Many homeowners tend to save extra cans of paint in the garage or storage room, awaiting someday when the same color will be needed again. Often, by the time the day arrives, the applied paint has changed colors (no good for touch-ups anymore!), or the remaining amount is insufficient to cover a full wall or even a room. Or, maybe it’s as simple as having too much paint for a job and wanting to get rid of the excess.

To the point, whatever type of homeowner we are, the odds are overwhelming that we find ourselves with leftover paint and in need of an outlet for it. So, when that time rolls around, it’s useful to know what our options are. Throwing away perfectly good paint seems like a small travesty, so here are some other options to consider.

Just a note: It is possible to make natural paints for those hardcore DIYers out there. Paint often has unsavory chemicals, so it’s worth a think.

A Funky Door

Source: Ace Hardware/Youtube

Doors are one of those accouterments that get overlooked or left in rather drab, usually colors, but that doesn’t have to be the case. They can be painted, too.

To get even funkier, just paint a portion of it by taping a diagonal across it and coloring one side to match the room. Leave the other white or whatever color it may be. This adds a touch of pizzazz not often seen.

Accented Drawers

In bedrooms or office spaces, there is usually a collection of drawers in a wardrobe, chest of drawers, vanity, or desk. The spare paint can be used to spruce up the side panels and bottoms of the drawers so that they match the room. It’s a cool move that ties the room together in an unusual way.

Trim Work

While painting the walls and trim the same color isn’t so exciting, it might be a cool idea to visit an en suite bathroom or closet space and paint the trim pieces to match the adjoining room. Or, perhaps, there is somewhere else in the house where a splash of color might be appreciated. A bit of leftover paint can work wonders.

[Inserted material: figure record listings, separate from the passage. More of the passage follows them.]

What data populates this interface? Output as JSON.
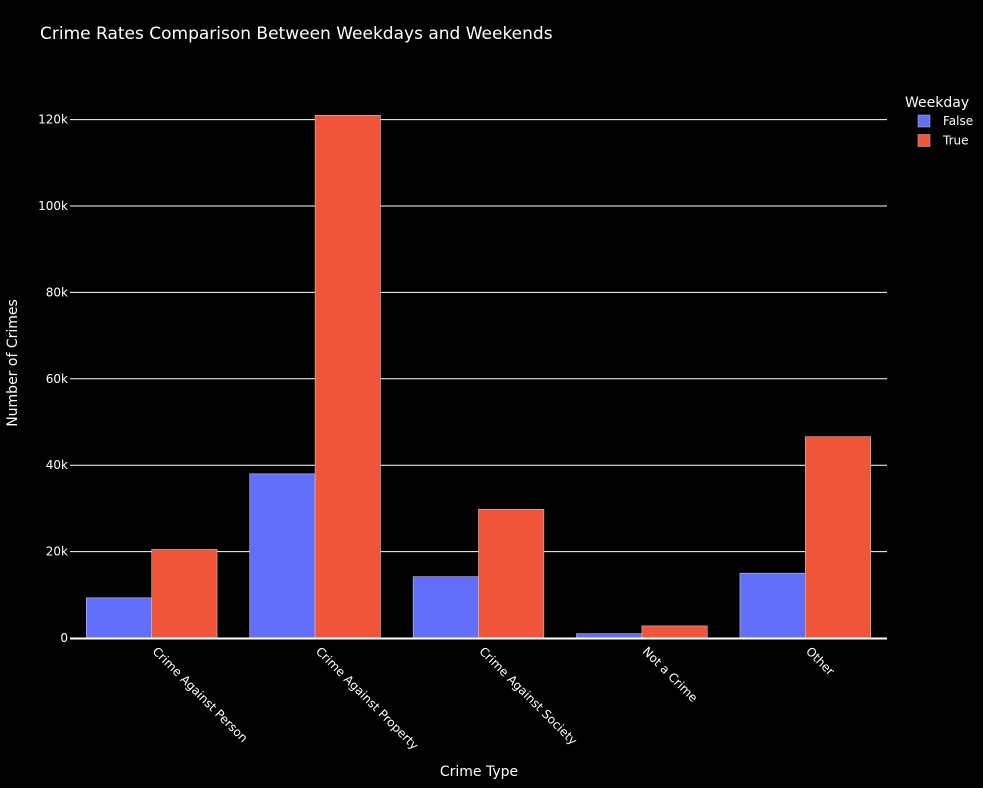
{
  "chart_data": {
    "type": "bar",
    "title": "Crime Rates Comparison Between Weekdays and Weekends",
    "xlabel": "Crime Type",
    "ylabel": "Number of Crimes",
    "categories": [
      "Crime Against Person",
      "Crime Against Property",
      "Crime Against Society",
      "Not a Crime",
      "Other"
    ],
    "series": [
      {
        "name": "False",
        "color": "#636efa",
        "values": [
          9300,
          38000,
          14200,
          1000,
          15000
        ]
      },
      {
        "name": "True",
        "color": "#ef553b",
        "values": [
          20500,
          121000,
          29800,
          2800,
          46600
        ]
      }
    ],
    "ylim": [
      0,
      121000
    ],
    "yticks": [
      0,
      20000,
      40000,
      60000,
      80000,
      100000,
      120000
    ],
    "ytick_labels": [
      "0",
      "20k",
      "40k",
      "60k",
      "80k",
      "100k",
      "120k"
    ],
    "legend": {
      "title": "Weekday",
      "placement": "top-right"
    },
    "grid": true,
    "background": "#000000",
    "gridcolor": "#ffffff"
  }
}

Furniture ages with use. There’s no way around it. But, there are plenty of things we can do about it. Old tabletops can come back to life with a coat or two of leftover paint. Chairs can get stripes or accents. Whole pieces of furniture can be painted anew and then distressed to give them a shabby-chic feeling.

Light Fixtures

Light fixtures are one of those things that we often learn to accept as they are, but we don’t necessarily have to. We could get wild and paint the old dangling light fixture to flow with the room. Or, we could visit a different room and make an out-of-date light fixture into something new.

Feature Walls

Source: 5-Minute Crafts/Youtube

An old can of paint can turn a regular, solid-colored wall into something of a feature. It can be used to create a stripe or several strips. Or, putting a dab of paint here and there over the wall will add enough flair to make it a feature wall.

Shelving Units

Offices, bedrooms, and living rooms often have bookshelves or display shelves in them. If that old shelf is looking worse for wear or a bit drab, painting the back panel can bring it back to life. It’ll make the items on it stand out all the more.

Repurposing Stuff

Whether it’s old picture frames, lamps, vases, or any other thing that seems like it might just work if only…, a fresh coat of paint can take a thrift shop purchase or closet fodder and transform it into something worthy of making the room, using old paint on a repurposed item is double good karma.

Recycle It

Most paint is problematic for normal trash pickup. It definitely would need to be aired out and dried before being tossed in the bin. However, there’s no need for that. Lots of places will take it and help to find it a new home. PaintCare, Habitat for Humanity, and Freecycle are all possibilities for getting a notable bit of paint into the hands of someone who might appreciate it.

It’s also worth considering schools (teachers), churches, and community centers as places that might make the most of half a gallon of paint.

Source: DIY with Dave/Youtube

If discarding paint is the best alternative—say the paint is lumpy, hard, or smells horrendous—then be sure to dry it out and check with local guidelines as to how to discard what is a likely hazardous item. Habitat for Humanity, PaintCare, and Earth911 are all good sources for getting rid of old, ruined paint safely.